Tools like Notion, Obsidian, or even a Google Doc work equally well. The specific tool is a much smaller decision than people make it.

The annual re-read

Once a year, re-read your one-page summaries and use lists. Not the books. The notes. This takes maybe two hours for a 20-book library and is the single highest-leverage reading activity most people never do.

This is also when you'll discover that some "five star" books didn't survive the year — the summary doesn't move you, the use list never got used. That's useful data. Some books are great once. Some books are great every year. Your notes tell you which is which.

Why this works

The system mirrors how working professionals actually use knowledge: a small amount of high-signal output that gets re-read, not a large amount of raw input that gets forgotten. CPAs don't re-read the entire tax code; they re-read their own working notes. Doctors don't re-read every journal article; they re-read their own summaries.

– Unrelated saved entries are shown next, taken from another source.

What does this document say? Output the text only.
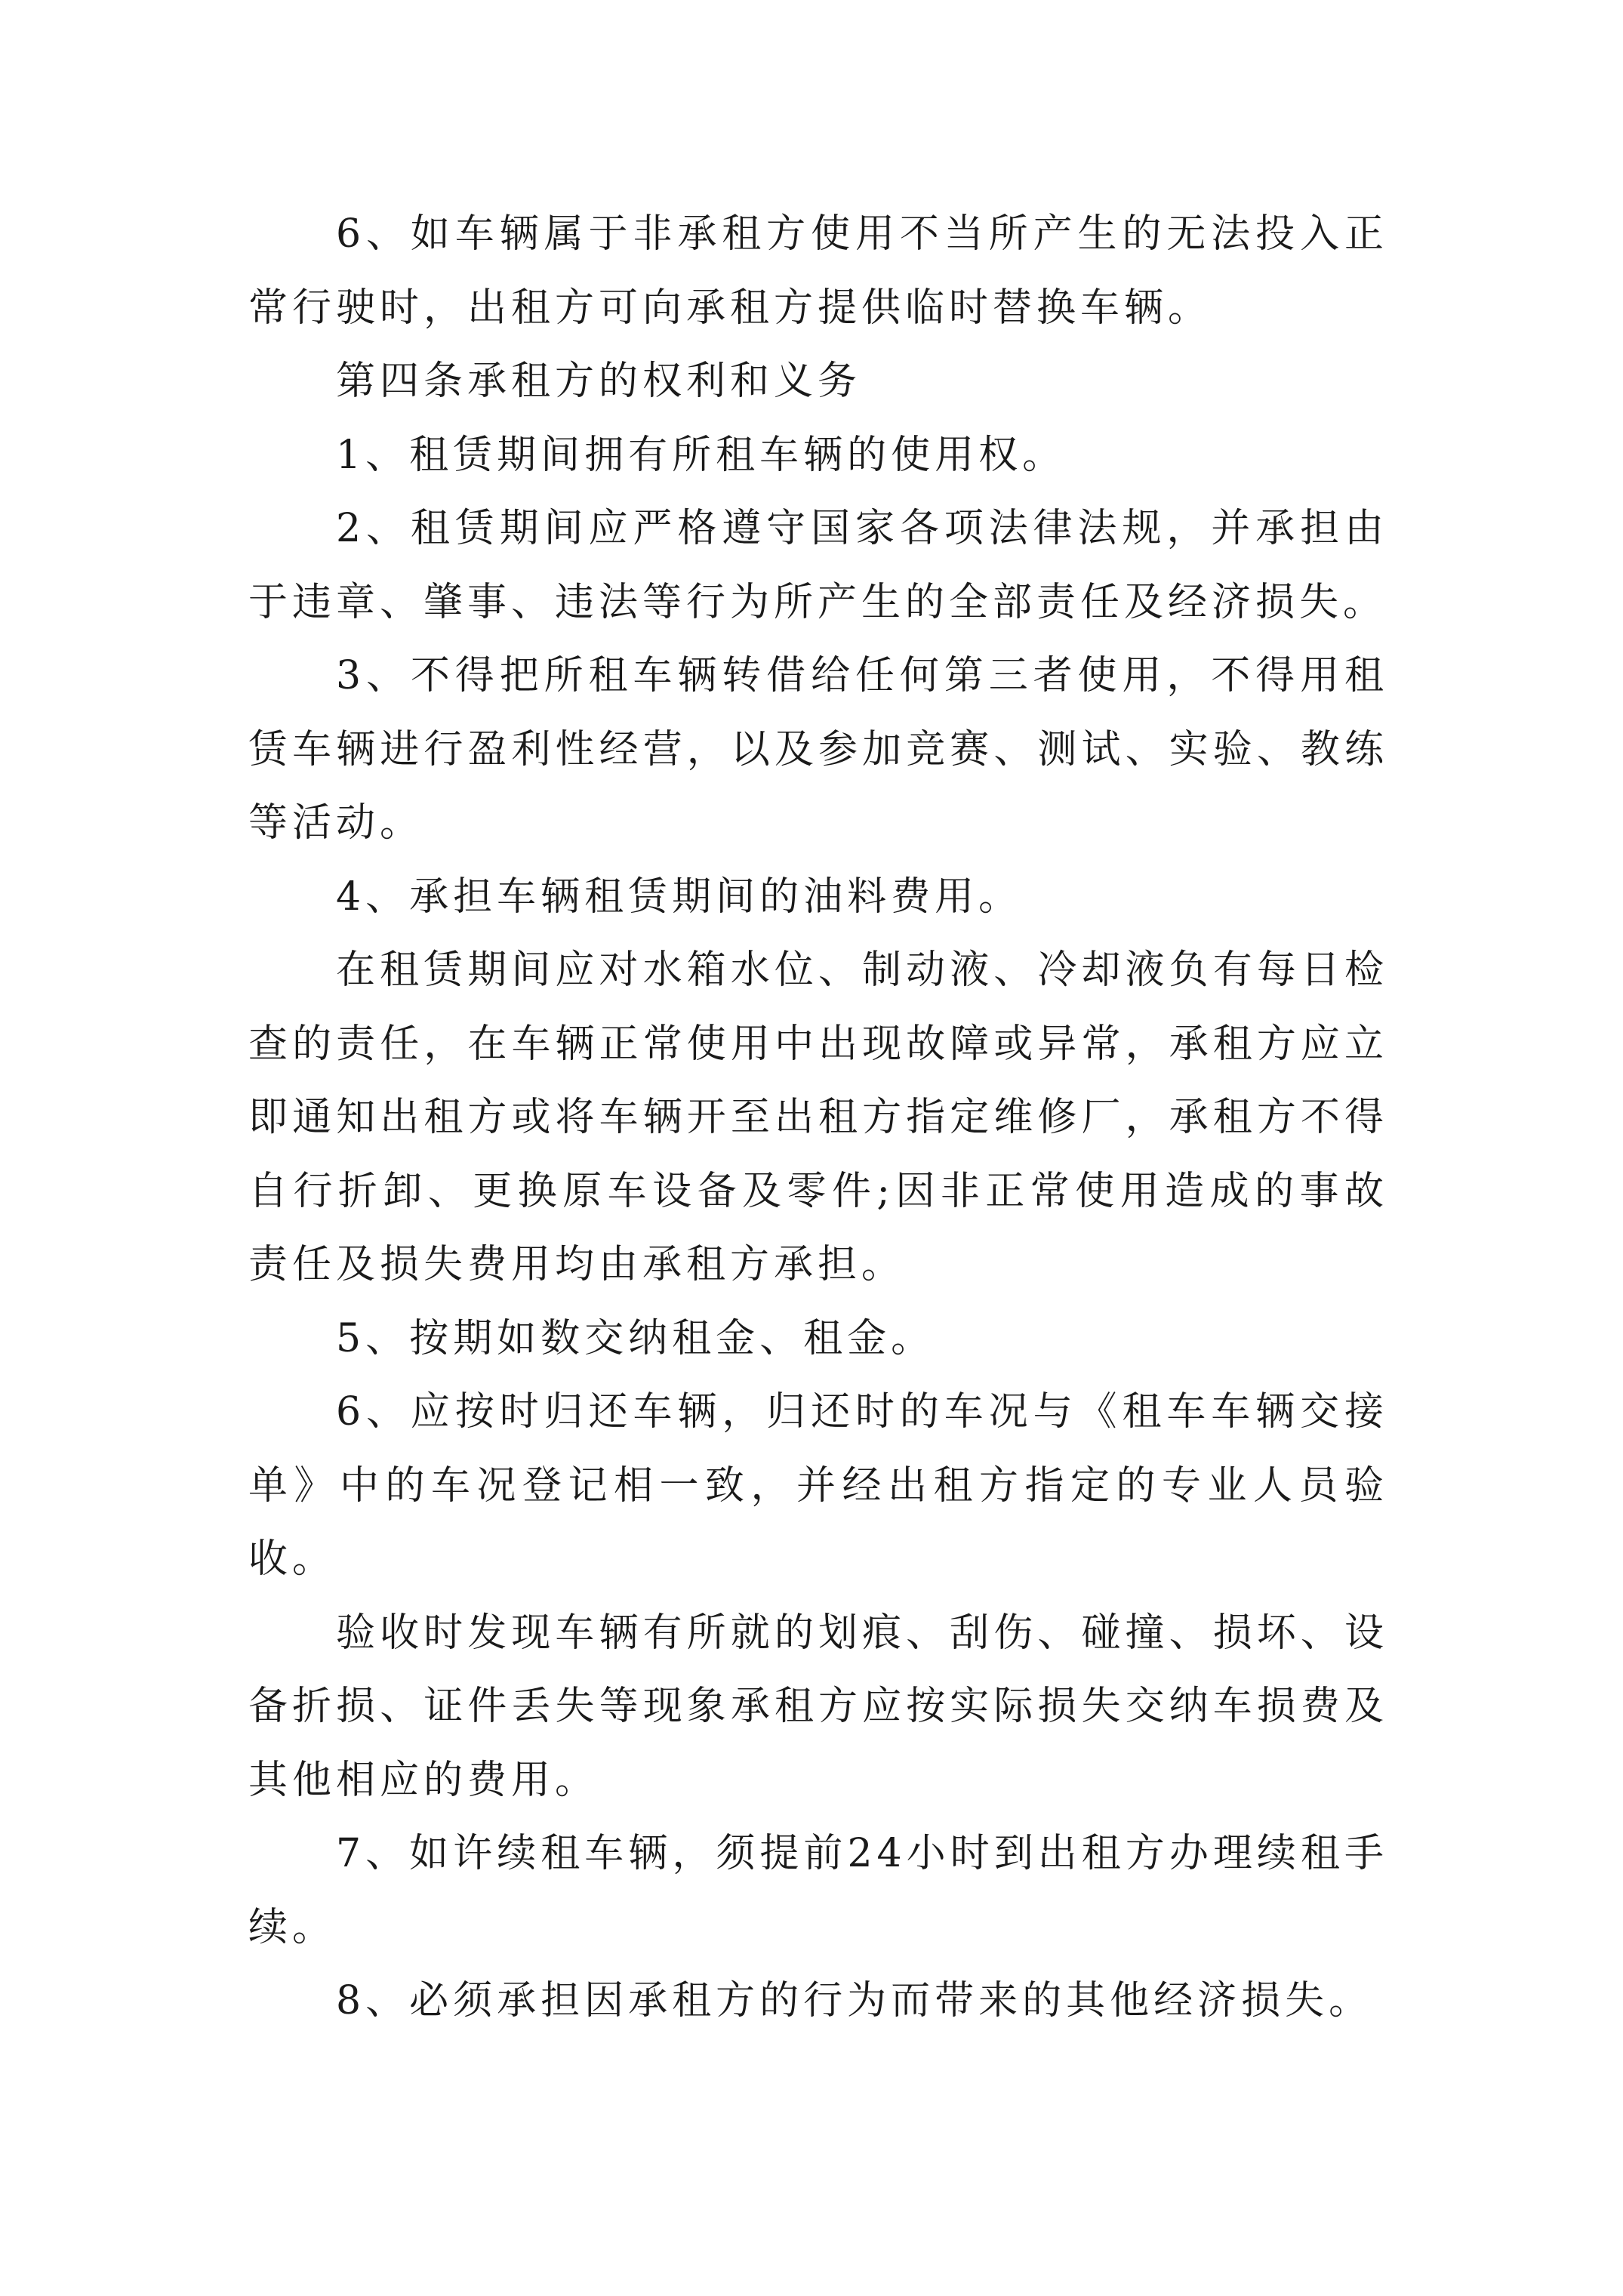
6、如车辆属于非承租方使用不当所产生的无法投入正常行驶时，出租方可向承租方提供临时替换车辆。

第四条承租方的权利和义务

1、租赁期间拥有所租车辆的使用权。

2、租赁期间应严格遵守国家各项法律法规，并承担由于违章、肇事、违法等行为所产生的全部责任及经济损失。

3、不得把所租车辆转借给任何第三者使用，不得用租赁车辆进行盈利性经营，以及参加竞赛、测试、实验、教练等活动。

4、承担车辆租赁期间的油料费用。

在租赁期间应对水箱水位、制动液、冷却液负有每日检查的责任，在车辆正常使用中出现故障或异常，承租方应立即通知出租方或将车辆开至出租方指定维修厂，承租方不得自行折卸、更换原车设备及零件;因非正常使用造成的事故责任及损失费用均由承租方承担。

5、按期如数交纳租金、租金。

6、应按时归还车辆，归还时的车况与《租车车辆交接单》中的车况登记相一致，并经出租方指定的专业人员验收。

验收时发现车辆有所就的划痕、刮伤、碰撞、损坏、设备折损、证件丢失等现象承租方应按实际损失交纳车损费及其他相应的费用。

7、如许续租车辆，须提前24小时到出租方办理续租手续。

8、必须承担因承租方的行为而带来的其他经济损失。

Treat finance books the same way. The book is the input. The notes are the asset.

◈ ON THE SHELF

Referenced books.

The Psychology of Money
Read the review →
The Intelligent Investor
Read the review →
The Millionaire Next Door
Read the review →
The Total Money Makeover
Read the review →
◈ FREQUENTLY ASKED

Common questions.

Paper notes or digital?

Either works. Paper has better retention for the writing-it-down step; digital has better retrieval for the annual re-read. A common pattern: write the one-page summary by hand, then transcribe it digitally for the index.

How long should the one-page summary actually take?

30-60 minutes. Less and you're skimming highlights; more and you're rewriting the book. The compression is the point — if it's easy, you didn't compress hard enough.

What if I'm reading several books and falling behind on notes?

Stop reading the next book until the previous book has its summary. Reading without notes is entertainment. Reading with notes is education. Pick which you're doing.